The target species are usually shrimp or bottom-dwelling flat-fish such as plaice and sole, but its indiscriminate nature means that hundreds of other species with no commercial value are killed in the process. In the fishing industry these unwanted species are known by the deliberately inoffensive term 'bycatch'.
Gill-netting
Gill nets are long panels of netting that can be set at any depth in the sea, some are set just below the surface of the water, others on the sea bed. Their length varies enormously, the smallest around 70m long, the largest several kilometres. The size of the holes in the net determines the size of the fish that can be caught. Gill nets are a danger to ocean life because they cannot be used to catch targeted species. This makes them a threat to a diverse range of sea life that can become entangled in the nets.
In the North Sea, gill nets are a particular problem for the harbour porpoise population.
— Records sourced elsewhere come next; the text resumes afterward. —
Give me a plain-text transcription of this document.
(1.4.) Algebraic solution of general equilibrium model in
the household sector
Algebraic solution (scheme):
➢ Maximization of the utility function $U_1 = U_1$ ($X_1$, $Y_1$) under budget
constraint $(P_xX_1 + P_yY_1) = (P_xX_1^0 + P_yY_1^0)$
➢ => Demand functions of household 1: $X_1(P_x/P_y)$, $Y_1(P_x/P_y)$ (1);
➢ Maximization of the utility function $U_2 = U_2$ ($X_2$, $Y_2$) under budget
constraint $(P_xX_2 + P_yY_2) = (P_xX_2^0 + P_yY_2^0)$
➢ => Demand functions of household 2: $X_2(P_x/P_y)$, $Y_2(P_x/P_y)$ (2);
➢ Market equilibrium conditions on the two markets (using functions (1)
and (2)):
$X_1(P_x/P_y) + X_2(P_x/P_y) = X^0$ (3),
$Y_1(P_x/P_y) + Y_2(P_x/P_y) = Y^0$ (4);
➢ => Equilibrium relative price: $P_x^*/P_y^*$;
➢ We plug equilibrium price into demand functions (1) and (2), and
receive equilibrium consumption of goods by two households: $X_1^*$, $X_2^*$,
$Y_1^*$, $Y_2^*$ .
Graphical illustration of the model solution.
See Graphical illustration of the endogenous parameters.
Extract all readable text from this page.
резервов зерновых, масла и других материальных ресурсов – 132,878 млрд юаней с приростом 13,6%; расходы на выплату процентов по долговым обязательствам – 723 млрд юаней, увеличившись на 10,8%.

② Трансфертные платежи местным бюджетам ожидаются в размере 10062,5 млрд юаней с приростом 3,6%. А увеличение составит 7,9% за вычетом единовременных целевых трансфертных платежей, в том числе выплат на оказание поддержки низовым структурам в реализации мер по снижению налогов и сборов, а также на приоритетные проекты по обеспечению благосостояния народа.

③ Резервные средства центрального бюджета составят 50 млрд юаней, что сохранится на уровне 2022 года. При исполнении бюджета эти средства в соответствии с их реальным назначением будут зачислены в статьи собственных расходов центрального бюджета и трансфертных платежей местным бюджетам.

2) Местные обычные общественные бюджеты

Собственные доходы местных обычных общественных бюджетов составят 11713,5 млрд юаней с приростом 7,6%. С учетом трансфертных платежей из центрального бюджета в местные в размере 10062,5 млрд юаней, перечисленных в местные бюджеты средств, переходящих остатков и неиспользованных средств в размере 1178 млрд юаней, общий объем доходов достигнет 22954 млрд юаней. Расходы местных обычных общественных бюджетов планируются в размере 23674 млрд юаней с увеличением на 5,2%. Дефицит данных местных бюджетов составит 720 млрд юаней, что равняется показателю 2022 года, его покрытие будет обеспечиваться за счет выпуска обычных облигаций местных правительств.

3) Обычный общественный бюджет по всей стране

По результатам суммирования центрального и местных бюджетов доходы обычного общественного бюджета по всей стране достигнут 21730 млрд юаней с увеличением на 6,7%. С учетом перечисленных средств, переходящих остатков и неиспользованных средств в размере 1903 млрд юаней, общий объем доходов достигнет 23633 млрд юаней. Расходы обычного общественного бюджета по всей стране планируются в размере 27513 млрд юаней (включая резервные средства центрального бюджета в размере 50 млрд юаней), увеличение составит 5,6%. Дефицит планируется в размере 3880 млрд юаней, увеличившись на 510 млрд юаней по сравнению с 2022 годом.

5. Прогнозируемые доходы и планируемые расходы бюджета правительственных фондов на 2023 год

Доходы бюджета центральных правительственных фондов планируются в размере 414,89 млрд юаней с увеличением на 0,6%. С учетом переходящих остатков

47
They are frequently caught in bottom-set gill nets, probably due to their feeding behaviour on or near the sea bed. Porpoises, which depend on echolocation to make sense of their surroundings, often fail to detect the thin but strong nylon fibres of gill nets and become entangled and drown. One study estimated that the annual bycatch of harbour porpoises in the Danish gill net fishery alone was around 7000 animals. Gill nets are primarily used to target cod, hake, pollack, ling, flatfish and dogfish.
Industrial Fishing
Industrial fishing targets small fish species for conversion to fishmeal and fish oil as opposed to direct human consumption, pose another major threat to the North Sea. The main target species are sandeels, Norway pout and sprat.
Sandeels are a vital link in the North Sea ecosystem. Feeding on zooplankton, they are fed on in turn by many predatory fish, seabirds, seals and cetaceans. Removing large quantities of these small fish may lead to a shortage of food for their predators, which include several commercially important fish species, such as cod and haddock.
It is difficult to determine the impacts that industrial fishing has on the ecosystem, but the breeding failure of kittiwake in Shetland in the 1980s and eastern Scotland in the 1990 was traced back in both cases to a local failure in the sandeel stock.
Both gill netting and industrial fishing would be prohibited from the marine reserves that Greenpeace is proposing.